Kirchliche Preise in Venedig

(medientipp) Am 71. Filmfestival in Venedig haben die kirchlichen Jurys von Interfilm und Signis mit «Loin des hommes» denselben Film ausgezeichnet.

«Loin des hommes» spielt in Algerien 1954 und beruht auf einer Erzählung von Albert Camus. Zwei Männer, ein Europäer und ein Araber, befinden sich auf der Flucht durch die Wüste. Vom Tod bedroht, durchlebten sie tief menschliche Werte wie Brüderlichkeit, Bescheidenheit, Mut und Respekt und seien bereit, ihr Leben zu opfern, heisst es in der Begründung von Signis. Ferner halten die Signis-Jurymitglieder fest, «Loin des hommes» bezeuge die Notwendigkeit für Bildung und Dialog zwischen den Religionen und Kulturen.

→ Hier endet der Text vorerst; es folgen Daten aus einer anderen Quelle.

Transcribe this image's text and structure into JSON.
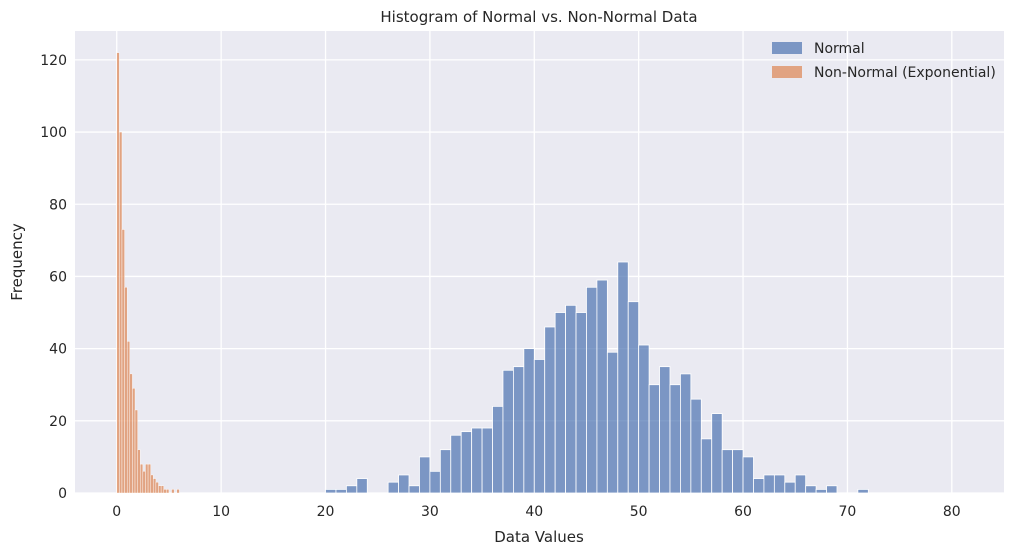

Ihren Preis zur Förderung des interreligiösen Dialogs vergaben die drei Mitglieder der Interfilm-Jury ebenfalls David Oelhoffens «Loin des hommes». In der Begründung der dreiköpfigen Jury ist nachzulesen: «Der Film führt uns die existenzielle Entscheidung vor Augen, jederzeit korrumpierte kulturelle Normen, Vorurteile und Hass ausser Kraft setzen zu können. Die Geschichte, die David Oelhoffen erzählt, ist ein Aufruf zur Gleichheit, zum Leben und zur Anerkennung des anderen als unseren Nächsten.»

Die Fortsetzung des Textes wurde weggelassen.